Even though vaccination coverage rose from 15% in 1980 to 65% today,
there has been no confirmation of any influenza-related mortality
improvement since 1980, say the authors. "Paradoxically, whereas those
studies attribute about 5% of all winter deaths to influenza, many
cohort studies report a 50% reduction in the total risk of death in
winter - a benefit ten times greater than the estimated influenza
mortality burden."
The authors say that any future trial should use more precise
endpoints, for example, vaccine effectiveness against the highly
specific outcome of laboratory-confirmed influenza virus. Even though
such a trial would be more expensive and labor intensive, the vaccine
efficacy estimates are more likely to be reliable. Rather than use the
current arbitrary 4-month period, any future trial should also
identify the epidemic period for each season through utilization of
actual virus surveillance data.
The writers caution "While awaiting an improved evidence base for
influenza vaccine mortality benefits in elderly people, we suggest
that this group should continue to be vaccinated against influenza.

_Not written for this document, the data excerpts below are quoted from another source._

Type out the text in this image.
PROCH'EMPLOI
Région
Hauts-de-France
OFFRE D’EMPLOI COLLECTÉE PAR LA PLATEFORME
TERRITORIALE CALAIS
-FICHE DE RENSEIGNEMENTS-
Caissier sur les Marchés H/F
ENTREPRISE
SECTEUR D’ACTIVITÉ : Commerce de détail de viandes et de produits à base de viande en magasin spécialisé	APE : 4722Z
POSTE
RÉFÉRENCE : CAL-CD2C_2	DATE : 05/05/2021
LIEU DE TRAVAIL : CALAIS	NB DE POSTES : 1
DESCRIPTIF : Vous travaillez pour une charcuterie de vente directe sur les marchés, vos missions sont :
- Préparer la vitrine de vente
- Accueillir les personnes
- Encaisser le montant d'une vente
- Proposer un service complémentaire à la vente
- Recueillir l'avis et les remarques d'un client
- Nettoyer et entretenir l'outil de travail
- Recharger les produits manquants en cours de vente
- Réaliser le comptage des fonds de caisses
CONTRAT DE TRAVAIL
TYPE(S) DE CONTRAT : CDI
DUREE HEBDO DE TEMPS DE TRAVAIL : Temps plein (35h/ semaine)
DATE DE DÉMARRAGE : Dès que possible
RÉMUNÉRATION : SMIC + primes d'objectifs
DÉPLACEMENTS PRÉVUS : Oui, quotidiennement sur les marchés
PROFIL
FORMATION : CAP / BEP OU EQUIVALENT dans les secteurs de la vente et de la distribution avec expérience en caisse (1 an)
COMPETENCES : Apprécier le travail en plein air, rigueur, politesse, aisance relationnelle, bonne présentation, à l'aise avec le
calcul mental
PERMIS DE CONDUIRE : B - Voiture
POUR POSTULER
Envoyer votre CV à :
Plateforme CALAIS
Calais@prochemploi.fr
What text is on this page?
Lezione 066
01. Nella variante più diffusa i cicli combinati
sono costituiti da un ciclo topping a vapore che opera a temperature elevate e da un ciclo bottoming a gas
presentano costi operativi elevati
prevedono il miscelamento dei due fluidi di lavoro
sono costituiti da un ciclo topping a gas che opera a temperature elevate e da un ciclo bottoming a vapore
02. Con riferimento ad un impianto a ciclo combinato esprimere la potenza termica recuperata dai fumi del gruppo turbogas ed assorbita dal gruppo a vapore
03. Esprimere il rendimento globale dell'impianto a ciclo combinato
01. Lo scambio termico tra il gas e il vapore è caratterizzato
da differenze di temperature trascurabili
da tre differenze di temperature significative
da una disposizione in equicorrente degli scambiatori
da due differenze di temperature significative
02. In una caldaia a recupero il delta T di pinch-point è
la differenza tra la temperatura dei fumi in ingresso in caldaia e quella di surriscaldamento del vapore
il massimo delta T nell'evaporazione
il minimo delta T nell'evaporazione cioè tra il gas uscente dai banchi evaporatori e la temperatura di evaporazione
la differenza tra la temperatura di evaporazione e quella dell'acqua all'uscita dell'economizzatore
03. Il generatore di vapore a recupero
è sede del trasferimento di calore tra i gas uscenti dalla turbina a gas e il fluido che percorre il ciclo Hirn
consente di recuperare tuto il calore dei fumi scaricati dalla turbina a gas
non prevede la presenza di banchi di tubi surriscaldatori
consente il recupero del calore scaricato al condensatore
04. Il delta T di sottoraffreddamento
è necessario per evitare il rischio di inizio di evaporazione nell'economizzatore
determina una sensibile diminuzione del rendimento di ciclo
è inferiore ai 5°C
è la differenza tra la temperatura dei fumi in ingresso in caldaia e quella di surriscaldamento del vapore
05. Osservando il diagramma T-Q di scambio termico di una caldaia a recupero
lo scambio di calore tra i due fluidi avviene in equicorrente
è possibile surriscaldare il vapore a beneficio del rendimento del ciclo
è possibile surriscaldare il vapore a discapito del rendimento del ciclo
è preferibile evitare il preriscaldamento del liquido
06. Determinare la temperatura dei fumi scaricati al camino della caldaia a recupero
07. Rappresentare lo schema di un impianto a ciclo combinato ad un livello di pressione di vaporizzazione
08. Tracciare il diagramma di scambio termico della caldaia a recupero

Influenza causes many deaths each year, and even a partly effective
vaccine would be better than no vaccine at all. But the evidence base
concerning influenza vaccine benefits in elderly people does need to
be strengthened."
"If current evidence points to substantial uncertainty, then what
next? Simonsen and colleagues suggest that 'refocusing on the likely
complications of immune senescence would require vigorous pursuit of
other options'. They also confront the ultimate taboo that drew so
much scorn in the evidence overview: doing randomized trials in
elderly people to settle the issue conclusively. That suggestion,
which seems to fly in the face of current policies, is in our opinion
the only ethical and scientific way to have definitive answer to the
question of whether or not current influenza vaccines protect elderly
people," Dr Tom Jefferson and Dr Carlo Di Pietrantonj, Cochrane
Vaccines Field, Alessandria, Italy, write in an accompanying Comment.